After his murder, after finding their account drained dry by
his gambling debts, she’d had to take what roles she could get. Discovering a
talent for cold reading, plucking personal details from the mouths of strangers
seeking the other side, had kept her from the casting couch. She would never
fuck for a part. Even after his death, even after his betrayal, she’d remained
loyal to Bram.

I remember
,she heard his voice say. She felt
the chaise warm against her back. Minerva pressed her back against it as if it
were Bram’s firm chest. The leather was supple and soft. She let her head tilt
back and felt her hair stir against her cheeks, sliding backward. The sweet,
woody scent of it reached her nose and she reveled in it, remembering how Bram
had loved to smell her hair and the flowery powder of her stage makeup after a
show.

I’m going to rub this off you
, he’d say, running a
finger down her cheek.
Lick you clean.
His tongue would brush her bottom
lip.
Make you my girl again.

“I’m always yours.”

’Til death do us part.

“And beyond,” she said aloud, mimicking their modified
wedding vows. They’d added it as a joke at the rehearsal but said it solemnly
on the actual day.

Minerva ran her tongue across her lips, remembering his. She
wished she could taste him the way she had each morning, plunging her tongue
teasingly into his mouth before she left their apartment for an audition or he
packed his bag, getting ready to teach a class. She’d drink her coffee and Bram
his Earl Grey and they’d swap flavors with each other. When she inhaled she
could almost smell him here in her dressing room.

She sank her ass into the chaise, treasuring the warmth of
the leather. The afghan had gathered between her legs. She pressed her thighs
together, holding it between them, grinding herself on the blanket. Sex had
always calmed her.

“Though it’s not the same without you.” She ran a hand
across her left breast, tracing the nipple, which had pebbled in the cold. Her
other hand slid up her thigh, gliding over her skin, up under the hem of her
short, sequined gown. She sighed as it moved higher, as the other hands
massaged her breasts, pulling and caressing, and a finger began to slip under
the hem of her satin panties as she ground her ass into his lap…

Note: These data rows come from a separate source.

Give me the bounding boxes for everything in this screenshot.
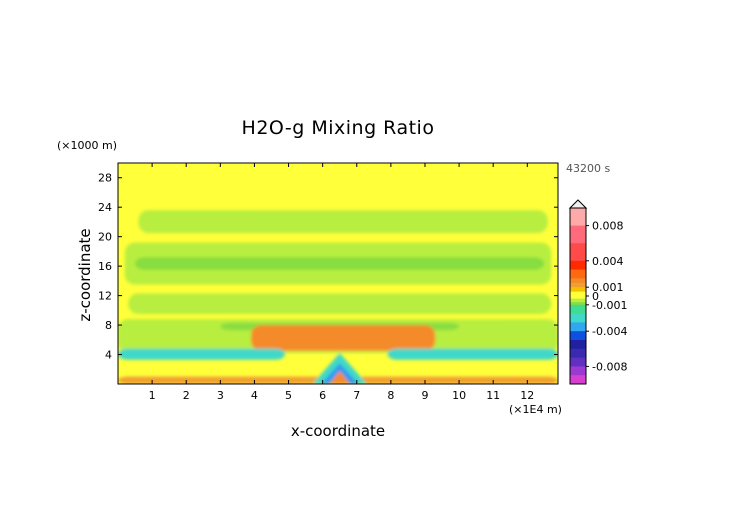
colorbar-band (570, 291, 586, 297)
colorbar-band (570, 287, 586, 293)
x-axis-ticks: 1 2 3 4 5 6 7 8 9 10 11 12 (149, 163, 534, 402)
y-axis-ticks: 4 8 12 16 20 24 28 (98, 172, 558, 362)
x-tick-label: 2 (183, 389, 190, 402)
y-tick-label: 16 (98, 260, 112, 273)
x-tick-label: 10 (452, 389, 466, 402)
colorbar-band (570, 375, 586, 385)
x-tick-label: 5 (285, 389, 292, 402)
colorbar-band (570, 296, 586, 300)
chart-title: H2O-g Mixing Ratio (242, 117, 435, 139)
field-region-orange (251, 325, 436, 351)
field-region-cyan (387, 348, 558, 360)
x-tick-label: 7 (353, 389, 360, 402)
y-tick-label: 8 (105, 319, 112, 332)
field-regions (118, 210, 558, 384)
colorbar-tick-label: -0.004 (592, 325, 627, 338)
field-plume-center (329, 370, 350, 384)
colorbar-tick-label: 0.001 (592, 281, 624, 294)
colorbar-tick-label: 0 (592, 290, 599, 303)
y-tick-label: 4 (105, 349, 112, 362)
colorbar-tick-label: -0.001 (592, 299, 627, 312)
x-tick-label: 11 (486, 389, 500, 402)
x-tick-label: 4 (251, 389, 258, 402)
x-axis-label: x-coordinate (291, 422, 385, 440)
colorbar-tick-label: 0.008 (592, 220, 624, 233)
colorbar-band (570, 331, 586, 341)
y-tick-label: 12 (98, 290, 112, 303)
plot-frame (117, 162, 559, 385)
y-axis-label: z-coordinate (76, 228, 94, 321)
colorbar-band (570, 225, 586, 244)
colorbar-band (570, 322, 586, 332)
x-tick-label: 1 (149, 389, 156, 402)
colorbar-arrow (568, 199, 588, 209)
x-tick-label: 9 (421, 389, 428, 402)
colorbar-band (570, 282, 586, 288)
colorbar-band (570, 278, 586, 284)
colorbar-tick-label: 0.004 (592, 255, 624, 268)
colorbar-band (570, 357, 586, 367)
y-unit-label: (×1000 m) (57, 139, 117, 152)
colorbar-band (570, 366, 586, 376)
x-tick-label: 12 (520, 389, 534, 402)
time-label: 43200 s (566, 162, 610, 175)
field-region-green (135, 257, 545, 270)
colorbar-band (570, 243, 586, 262)
field-region-light_green (138, 210, 548, 233)
colorbar-band (570, 340, 586, 350)
colorbar-band (570, 269, 586, 279)
colorbar-tick-label: -0.008 (592, 360, 627, 373)
x-tick-label: 6 (319, 389, 326, 402)
x-tick-label: 8 (387, 389, 394, 402)
colorbar-band (570, 304, 586, 315)
mixing-ratio-field (118, 163, 558, 384)
colorbar-band (570, 208, 586, 227)
colorbar-band (570, 313, 586, 323)
colorbar-band (570, 298, 586, 303)
colorbar-band (570, 302, 586, 306)
colorbar-band (570, 260, 586, 271)
y-tick-label: 20 (98, 231, 112, 244)
x-tick-label: 3 (217, 389, 224, 402)
y-tick-label: 24 (98, 201, 112, 214)
y-tick-label: 28 (98, 172, 112, 185)
x-unit-label: (×1E4 m) (509, 403, 562, 416)
field-region-cyan (118, 348, 286, 360)
field-region-light_green (128, 293, 552, 315)
colorbar-band (570, 348, 586, 359)
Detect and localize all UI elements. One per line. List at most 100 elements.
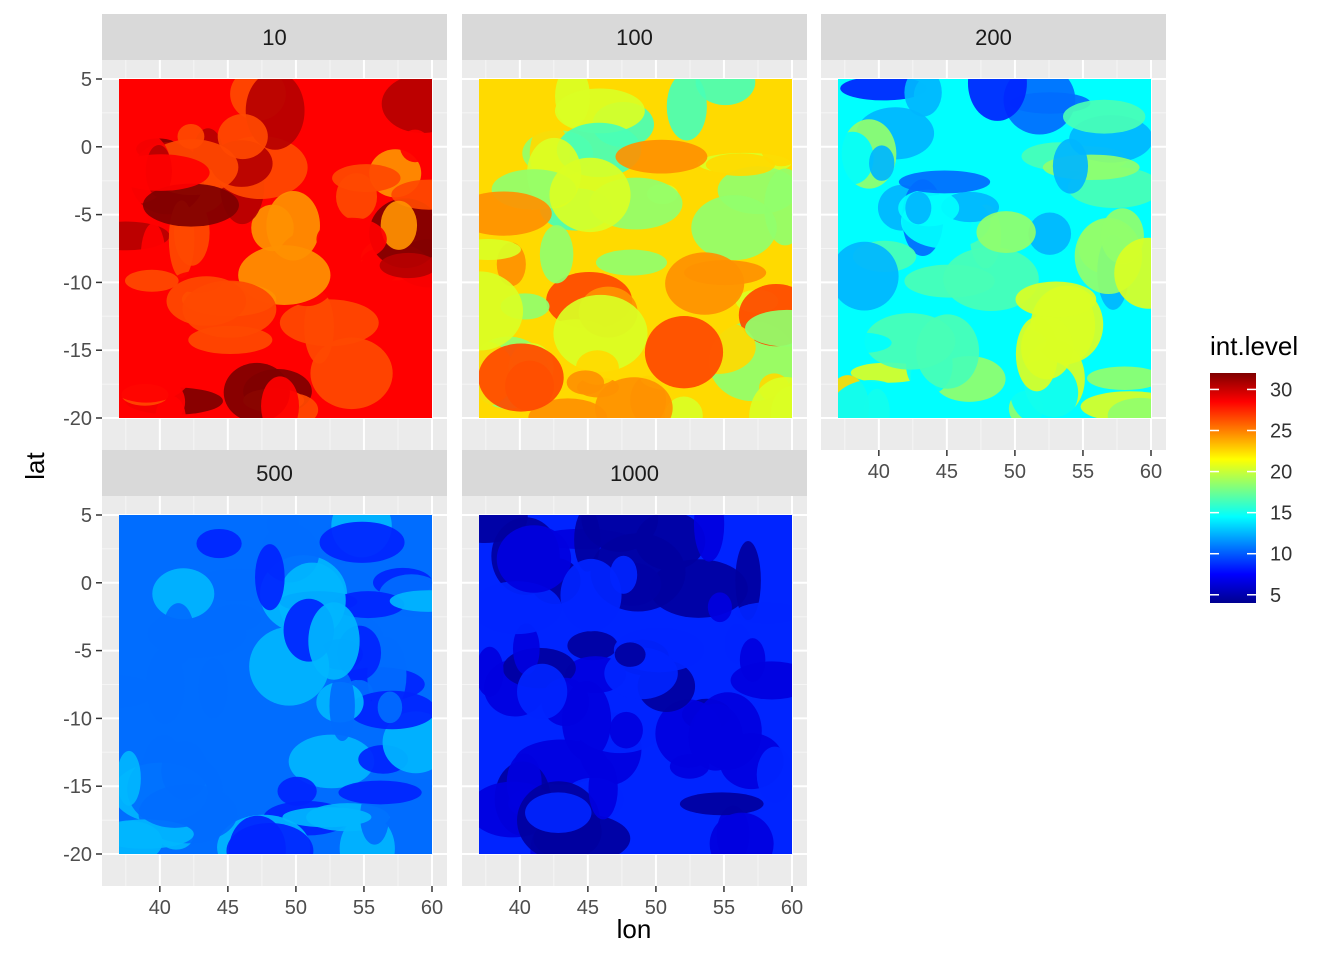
heatmap-contour [943,247,1039,312]
heatmap-contour [705,153,776,177]
heatmap-contour [976,211,1036,254]
facet-strip [102,450,447,496]
heatmap-contour [517,663,568,720]
heatmap-field [479,79,792,418]
x-tick-label: 50 [1004,461,1026,483]
y-tick-label: -5 [74,641,92,663]
heatmap-contour [210,604,262,632]
legend-tick-label: 5 [1270,585,1281,607]
heatmap-contour [739,638,766,682]
heatmap-contour [316,79,366,113]
heatmap-contour [146,647,185,724]
heatmap-contour [496,525,572,593]
x-tick-label: 55 [353,897,375,919]
heatmap-contour [691,195,777,261]
heatmap-contour [695,79,756,106]
heatmap-contour [316,217,387,261]
heatmap-contour [595,377,673,418]
y-tick-label: 0 [81,137,92,159]
x-tick-label: 50 [285,897,307,919]
facet-strip-label: 500 [256,461,293,486]
heatmap-contour [749,376,792,418]
heatmap-contour [399,129,431,163]
heatmap-contour [1087,366,1151,391]
legend-tick-label: 30 [1270,379,1292,401]
heatmap-contour [479,343,564,412]
heatmap-contour [669,754,710,779]
legend-title: int.level [1210,331,1298,361]
heatmap-contour [479,239,521,261]
heatmap-contour [310,337,393,410]
heatmap-contour [142,183,239,227]
heatmap-contour [255,544,285,611]
facet-strip [102,14,447,60]
heatmap-contour [566,370,605,395]
heatmap-contour [282,807,372,828]
facet-panel: 100 [462,14,807,456]
x-tick-label: 45 [936,461,958,483]
heatmap-contour [745,309,792,347]
heatmap-contour [198,658,228,719]
heatmap-contour [898,170,991,194]
heatmap-contour [756,746,792,803]
legend-tick-label: 10 [1270,544,1292,566]
heatmap-contour [904,79,942,117]
legend-colorbar [1210,373,1256,603]
facet-strip [821,14,1166,60]
heatmap-contour [1028,212,1072,255]
x-tick-label: 45 [577,897,599,919]
heatmap-contour [905,191,932,225]
heatmap-contours [119,515,432,854]
heatmap-contour [539,225,574,284]
heatmap-contour [119,675,154,708]
heatmap-contour [560,558,622,632]
heatmap-contour [119,337,194,403]
heatmap-contour [329,670,355,741]
y-tick-label: 5 [81,505,92,527]
heatmap-contour [479,191,552,236]
heatmap-contour [665,252,745,315]
x-tick-label: 55 [713,897,735,919]
heatmap-contours [479,79,792,418]
facet-panel: 1000 40 45 50 55 60 [462,450,807,919]
heatmap-contour [693,515,725,562]
heatmap-contour [124,269,179,292]
heatmap-field [119,79,432,418]
heatmap-contour [609,711,643,749]
heatmap-contour [615,139,708,174]
heatmap-contour [838,332,892,354]
heatmap-contour [266,190,320,261]
y-tick-label: -15 [63,776,92,798]
heatmap-contour [479,271,524,351]
facet-strip [462,14,807,60]
heatmap-contour [380,200,418,250]
heatmap-field [838,79,1151,418]
heatmap-contour [1021,315,1073,380]
heatmap-contour [644,316,724,389]
y-tick-label: -5 [74,205,92,227]
heatmap-contour [261,376,300,418]
heatmap-contour [1114,237,1151,309]
heatmap-contour [1052,138,1089,194]
heatmap-contour [614,642,646,667]
heatmap-contour [512,623,540,675]
heatmap-contour [479,646,504,697]
legend-tick-label: 15 [1270,503,1292,525]
facet-strip [462,450,807,496]
heatmap-contour [525,792,592,834]
x-tick-label: 60 [1140,461,1162,483]
y-tick-label: -10 [63,272,92,294]
heatmap-contour [967,79,1027,121]
heatmap-contour [1063,99,1146,134]
heatmap-field [119,515,432,854]
heatmap-contour [1107,397,1151,418]
legend: int.level 30 25 20 15 10 5 [1210,331,1298,607]
facet-strip-label: 100 [616,25,653,50]
facet-strip-label: 10 [262,25,286,50]
heatmap-contour [838,131,874,185]
heatmap-contour [735,602,792,624]
heatmap-contour [119,750,141,806]
y-tick-label: -20 [63,844,92,866]
y-tick-label: 0 [81,573,92,595]
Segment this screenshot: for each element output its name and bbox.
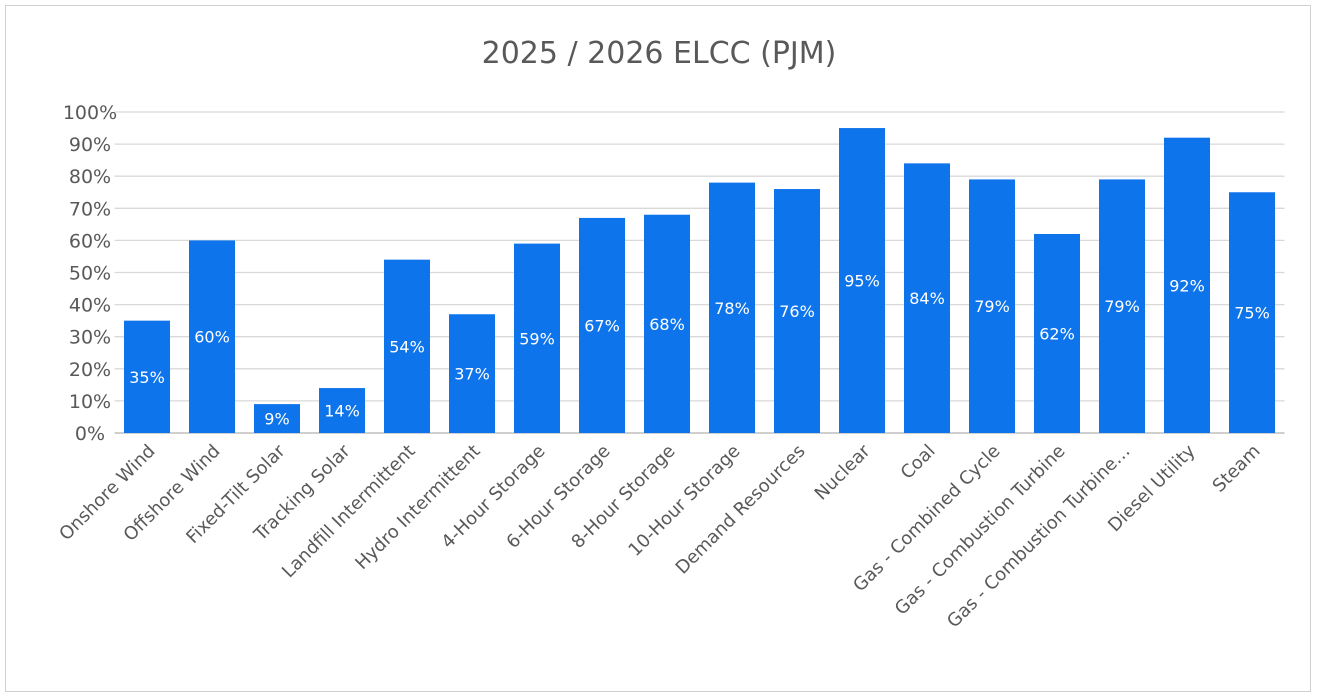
x-tick-label: Demand Resources	[672, 441, 810, 579]
data-label: 78%	[714, 299, 750, 318]
bar	[839, 128, 885, 434]
data-label: 14%	[324, 402, 360, 421]
bar	[774, 189, 820, 433]
bar	[514, 243, 560, 433]
data-label: 95%	[844, 272, 880, 291]
x-tick-label: 10-Hour Storage	[624, 441, 744, 561]
data-label: 9%	[264, 410, 289, 429]
data-label: 79%	[1104, 297, 1140, 316]
data-label: 92%	[1169, 276, 1205, 295]
y-tick-label: 50%	[69, 263, 111, 285]
data-label: 76%	[779, 302, 815, 321]
bar	[449, 314, 495, 433]
y-tick-label: 40%	[69, 295, 111, 317]
chart-frame	[5, 5, 1311, 692]
bar	[189, 240, 235, 433]
data-label: 35%	[129, 368, 165, 387]
x-tick-label: Coal	[897, 441, 940, 484]
y-tick-label: 0%	[75, 423, 105, 445]
bar	[579, 217, 625, 433]
bar	[1099, 179, 1145, 433]
data-label: 68%	[649, 315, 685, 334]
bar	[709, 182, 755, 433]
y-tick-label: 90%	[69, 134, 111, 156]
data-label: 84%	[909, 289, 945, 308]
data-label: 62%	[1039, 324, 1075, 343]
y-tick-label: 20%	[69, 359, 111, 381]
data-label: 37%	[454, 365, 490, 384]
bar	[124, 320, 170, 433]
bar	[319, 388, 365, 433]
bar	[1034, 233, 1080, 433]
bar	[969, 179, 1015, 433]
y-tick-label: 70%	[69, 198, 111, 220]
y-tick-label: 60%	[69, 230, 111, 252]
data-label: 60%	[194, 328, 230, 347]
bar	[384, 259, 430, 433]
bar	[644, 214, 690, 433]
y-tick-label: 80%	[69, 166, 111, 188]
x-tick-label: Steam	[1209, 441, 1265, 497]
chart-title: 2025 / 2026 ELCC (PJM)	[482, 36, 837, 71]
data-label: 54%	[389, 337, 425, 356]
data-label: 67%	[584, 316, 620, 335]
bar	[1229, 192, 1275, 433]
data-label: 79%	[974, 297, 1010, 316]
bar	[254, 404, 300, 433]
y-tick-label: 100%	[63, 102, 117, 124]
y-tick-label: 10%	[69, 391, 111, 413]
x-tick-label: Hydro Intermittent	[351, 441, 484, 574]
data-label: 59%	[519, 329, 555, 348]
data-label: 75%	[1234, 304, 1270, 323]
bar	[904, 163, 950, 434]
bar	[1164, 137, 1210, 433]
y-tick-label: 30%	[69, 327, 111, 349]
x-tick-label: Nuclear	[811, 440, 875, 504]
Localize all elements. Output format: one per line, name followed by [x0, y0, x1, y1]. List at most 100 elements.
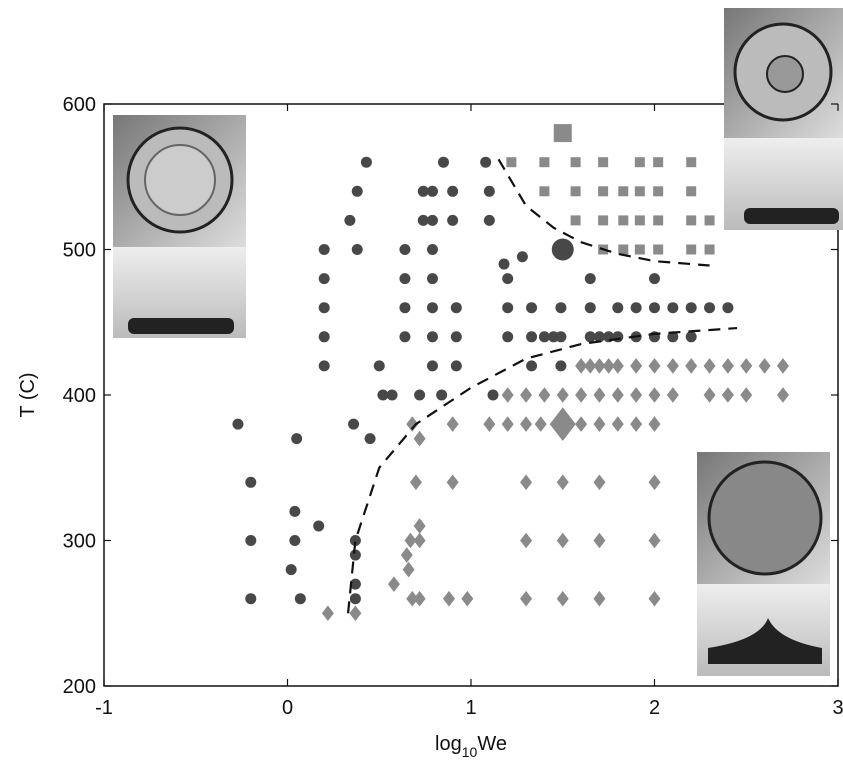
diamond-marker — [575, 387, 588, 403]
circle-marker — [318, 331, 330, 343]
square-marker — [704, 215, 715, 226]
circle-marker — [318, 273, 330, 285]
circle-marker — [386, 389, 398, 401]
circle-marker — [436, 389, 448, 401]
circle-marker — [351, 244, 363, 255]
square-marker — [618, 215, 629, 226]
diamond-marker — [446, 474, 459, 491]
square-marker — [686, 244, 697, 255]
square-marker — [570, 215, 581, 226]
diamond-marker — [387, 576, 400, 592]
diamond-marker — [461, 590, 474, 607]
circle-marker — [502, 331, 514, 343]
circle-marker — [289, 505, 301, 517]
circle-marker — [526, 360, 538, 372]
diamond-marker — [442, 590, 455, 607]
y-axis-label: T (C) — [17, 372, 39, 417]
diamond-marker — [611, 358, 624, 374]
diamond-marker — [483, 416, 496, 432]
circle-marker — [437, 156, 449, 168]
x-tick-label: 1 — [465, 697, 476, 719]
square-marker — [634, 244, 645, 255]
diamond-marker — [520, 474, 533, 491]
circle-marker — [399, 273, 411, 285]
circle-marker — [245, 535, 257, 546]
diamond-marker — [703, 387, 716, 403]
diamond-marker — [721, 387, 734, 403]
diamond-marker — [402, 561, 415, 578]
circle-marker — [399, 302, 411, 314]
square-marker — [539, 157, 550, 168]
inset-photo-left — [113, 115, 246, 338]
circle-marker — [426, 214, 438, 226]
circle-marker — [377, 389, 389, 401]
diamond-marker — [409, 474, 422, 491]
y-tick-label: 300 — [63, 531, 96, 553]
boundary-line — [346, 326, 738, 614]
circle-marker — [450, 331, 462, 343]
diamond-marker — [648, 590, 661, 607]
circle-marker — [399, 244, 411, 255]
circle-marker — [685, 331, 697, 343]
circle-marker — [426, 273, 438, 285]
circle-marker — [555, 302, 567, 314]
circle-marker — [289, 535, 301, 546]
x-tick-label: -1 — [95, 697, 113, 719]
square-marker — [653, 157, 664, 168]
diamond-marker — [593, 387, 606, 403]
circle-marker — [704, 302, 716, 314]
diamond-marker — [593, 416, 606, 432]
diamond-marker — [758, 358, 771, 374]
diamond-marker — [413, 590, 426, 607]
circle-marker — [502, 273, 514, 285]
square-marker — [570, 157, 581, 168]
circle-marker — [667, 331, 679, 343]
diamond-marker — [666, 358, 679, 374]
diamond-marker — [446, 416, 459, 432]
square-marker — [653, 244, 664, 255]
circle-marker — [526, 302, 538, 314]
circle-marker — [667, 302, 679, 314]
square-marker — [598, 157, 609, 168]
square-marker — [686, 157, 697, 168]
circle-marker — [516, 251, 528, 263]
square-marker — [618, 244, 629, 255]
circle-marker — [349, 535, 361, 546]
circle-marker — [487, 389, 499, 401]
diamond-marker — [556, 532, 569, 549]
diamond-marker — [413, 518, 426, 534]
circle-marker — [649, 302, 660, 314]
square-marker — [686, 215, 697, 226]
diamond-marker — [413, 532, 426, 549]
circle-marker — [417, 185, 429, 197]
diamond-marker — [556, 387, 569, 403]
circle-marker — [630, 302, 642, 314]
diamond-marker — [721, 358, 734, 374]
diamond-marker — [501, 416, 514, 432]
circle-marker — [447, 214, 459, 226]
circle-marker — [426, 244, 438, 255]
diamond-marker — [549, 407, 576, 441]
diamond-marker — [520, 387, 533, 403]
circle-marker — [483, 185, 495, 197]
circle-marker — [291, 433, 303, 445]
circle-marker — [417, 214, 429, 226]
diamond-marker — [584, 358, 597, 374]
diamond-marker — [404, 532, 417, 549]
diamond-marker — [575, 358, 588, 374]
diamond-marker — [538, 387, 551, 403]
x-tick-label: 0 — [282, 697, 293, 719]
plot-area — [232, 124, 789, 622]
square-marker — [634, 157, 645, 168]
circle-marker — [360, 156, 372, 168]
diamond-marker — [703, 358, 716, 374]
diamond-marker — [406, 416, 419, 432]
circle-marker — [349, 593, 361, 605]
diamond-marker — [776, 387, 789, 403]
square-marker — [618, 186, 629, 197]
circle-marker — [722, 302, 734, 314]
y-tick-label: 600 — [63, 94, 96, 116]
diamond-marker — [776, 358, 789, 374]
square-marker — [634, 215, 645, 226]
diamond-marker — [556, 590, 569, 607]
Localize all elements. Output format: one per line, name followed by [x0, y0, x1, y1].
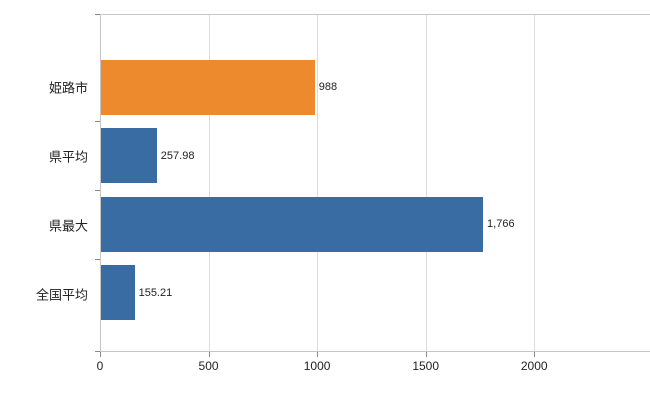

Wait a minute, three hands?

Minerva gasped and her eyes flew open.

She was alone. She saw only her reflection in the dressing
room mirror, her curls mussed, her face flushed. Minerva’s chest rose and fell
quickly as she panted with excitement.

It should be fear. What she’d just felt was anatomically
impossible.

There’s nothing to be afraid of.

Bram?

She didn’t say it out loud this time. Speaking out loud
would seem too…real?

It’s okay, luv. It’s me. I’m here.

The deep citrus scent of Earl Grey filled her nostrils. She
inhaled. It mixed with sweat—a man’s musk, not her own. Her imagination,
surely. They’d sat together so many mornings, him with his tea and milk, her
with her coffee, black. Teasing each other over their choice of beverages.

Yankee.

Limey.

She felt a chill pass over her breasts, but this time it
wasn’t the ice of dread—more like the cool of a fresh dip in the lake on a hot
summer day. Tantalizing, refreshing, delicious. Minerva closed her eyes and
leaned in to it. Her nipples hardened, pressing forward against her bra.
Ghostly thumbs flicked them softly. She let her head fall back against the
chaise, sighing an exhalation of thanks. Bram always knew how to relax her and
right now she needed it, even if he was a figment of her imagination.